Depending on the protocol used, the processing of investors’ personal data might also prove a consideration for blockchain developers.
Moreover, in public blockchain systems, where there is a clear contractual framework between the participants which may expressly or impliedly allocate liability and accountability to the participants, this might give rise to legal exposure to users.
Cyprus
Answer ... The Cyprus Securities and Exchange Commission (CySEC) is responsible for enforcing the legislation governing financial services. A key consideration for CySEC is the legal status of crypto-assets, as this determines whether the financial services legislation is likely to apply.
CySEC is also competent to regulate security tokens, which qualify as transferable securities. As ESMA noted in its 2019 Advice on Initial Coin Offerings and Crypto-Assets, the actual classification of a crypto-asset as a financial instrument is the responsibility of the individual national regulators, and will depend on the specific national implementation of EU law and the information and evidence provided to the regulator.
Where crypto-assets qualify as transferable securities or other types of MiFID financial instruments, the full set of EU financial rules – including the Prospectus Directive, the Transparency Directive, MiFID II, the Market Abuse Directive, the Short Selling Regulation, the Central Securities Depositories Regulation and the Settlement Finality Directive – is likely to apply to their issuers and/or firms providing investment services/activities relating to those instruments.
In some cases, the e-money framework may apply, depending on the nature of the crypto-assets, which might result in the Central Bank of Cyprus having competence over such crypto-assets.
The framework regulating the due diligence procedures in the AML context will also apply to a number of blockchain applications, particularly those relating to crypto-assets.
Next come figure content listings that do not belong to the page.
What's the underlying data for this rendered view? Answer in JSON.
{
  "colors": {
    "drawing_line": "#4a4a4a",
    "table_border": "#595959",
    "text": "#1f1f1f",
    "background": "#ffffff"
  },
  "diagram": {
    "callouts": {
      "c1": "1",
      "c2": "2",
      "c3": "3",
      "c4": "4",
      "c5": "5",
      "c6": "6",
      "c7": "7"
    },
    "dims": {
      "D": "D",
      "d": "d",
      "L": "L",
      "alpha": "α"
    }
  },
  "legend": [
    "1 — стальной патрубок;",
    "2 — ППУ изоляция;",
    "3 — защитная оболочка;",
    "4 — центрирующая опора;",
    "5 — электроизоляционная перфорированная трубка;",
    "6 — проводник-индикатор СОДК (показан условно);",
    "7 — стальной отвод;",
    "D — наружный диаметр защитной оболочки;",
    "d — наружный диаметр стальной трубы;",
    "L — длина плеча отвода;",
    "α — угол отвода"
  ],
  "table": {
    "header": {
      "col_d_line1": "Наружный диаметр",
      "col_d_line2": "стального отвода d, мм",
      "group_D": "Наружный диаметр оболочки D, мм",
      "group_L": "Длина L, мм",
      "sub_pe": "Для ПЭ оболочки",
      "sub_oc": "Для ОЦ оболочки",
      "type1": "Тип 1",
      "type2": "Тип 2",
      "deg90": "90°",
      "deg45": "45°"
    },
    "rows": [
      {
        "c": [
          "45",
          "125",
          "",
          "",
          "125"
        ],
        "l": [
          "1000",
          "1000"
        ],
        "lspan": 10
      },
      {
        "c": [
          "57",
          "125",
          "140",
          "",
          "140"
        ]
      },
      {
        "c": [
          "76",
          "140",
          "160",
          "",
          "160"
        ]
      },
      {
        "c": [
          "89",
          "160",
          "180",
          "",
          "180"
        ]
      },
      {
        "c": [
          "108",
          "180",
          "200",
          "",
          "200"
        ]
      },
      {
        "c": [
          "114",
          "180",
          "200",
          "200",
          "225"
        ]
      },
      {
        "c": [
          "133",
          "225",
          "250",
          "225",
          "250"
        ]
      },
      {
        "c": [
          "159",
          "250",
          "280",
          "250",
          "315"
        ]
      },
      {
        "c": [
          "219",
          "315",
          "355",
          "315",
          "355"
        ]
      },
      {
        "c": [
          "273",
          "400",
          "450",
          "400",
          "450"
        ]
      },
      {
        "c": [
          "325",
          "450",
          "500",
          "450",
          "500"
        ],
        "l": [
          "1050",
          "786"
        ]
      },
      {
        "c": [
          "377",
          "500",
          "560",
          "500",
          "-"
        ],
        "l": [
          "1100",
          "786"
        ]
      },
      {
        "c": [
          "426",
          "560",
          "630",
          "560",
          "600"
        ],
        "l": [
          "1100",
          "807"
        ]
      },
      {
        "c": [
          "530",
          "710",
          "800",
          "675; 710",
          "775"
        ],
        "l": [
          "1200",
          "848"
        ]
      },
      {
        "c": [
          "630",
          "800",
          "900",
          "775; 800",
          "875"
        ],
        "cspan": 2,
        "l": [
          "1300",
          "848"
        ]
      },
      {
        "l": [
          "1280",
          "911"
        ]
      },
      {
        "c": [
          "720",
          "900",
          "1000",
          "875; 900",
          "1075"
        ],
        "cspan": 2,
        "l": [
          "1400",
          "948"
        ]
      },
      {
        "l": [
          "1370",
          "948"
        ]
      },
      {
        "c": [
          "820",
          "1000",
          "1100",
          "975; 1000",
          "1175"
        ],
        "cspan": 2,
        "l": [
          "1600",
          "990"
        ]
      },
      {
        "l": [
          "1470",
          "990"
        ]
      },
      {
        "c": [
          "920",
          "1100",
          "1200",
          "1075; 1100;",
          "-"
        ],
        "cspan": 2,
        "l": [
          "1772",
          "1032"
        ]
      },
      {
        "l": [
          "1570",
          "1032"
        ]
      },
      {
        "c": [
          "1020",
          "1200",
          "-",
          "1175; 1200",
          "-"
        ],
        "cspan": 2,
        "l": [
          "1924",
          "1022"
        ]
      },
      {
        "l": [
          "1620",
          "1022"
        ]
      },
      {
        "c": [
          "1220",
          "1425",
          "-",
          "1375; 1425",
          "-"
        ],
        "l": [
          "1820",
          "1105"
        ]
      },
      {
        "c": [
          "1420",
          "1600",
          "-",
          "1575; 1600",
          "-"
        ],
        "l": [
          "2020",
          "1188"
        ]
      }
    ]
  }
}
In the AML context, the Cypriot legal order designates respective authorities (eg, CySEC) as competent to implement the AML framework, depending on the activity concerned. The AML Unit at the Attorney General’s Office has wide-ranging powers in investigating AML offences.
Other authorities might also be competent to determine the application of regulatory regimes, depending on the nature and function of the blockchain. For example, the Commissioner for the Protection of Personal Data might be competent where on-chain acts involve the processing of personal data; while the Tax Department will have the power to tax any activity that generates taxable income under Cyprus law. Generally – and particularly ahead of the introduction of specific Cypriot legislation – an overall legal assessment is required for any blockchain venture.
Cyprus
Answer ... CySEC encourages the development of responsible blockchain applications, which can be accommodated under the existing regulatory regimes.
CySEC itself is exploring the DLT space and is participating in a number of initiatives, such as the Blockchain Technology for Algorithmic Regulation and Compliance project, which is run by University College London Blockchain Technologies. CySEC has also launched an innovation hub to explore innovative fintech applications, including those based on DLT.
Cyprus
Answer ... Several associations are active in the promotion of blockchain technology, ranging from financial services professional associations to academic groups.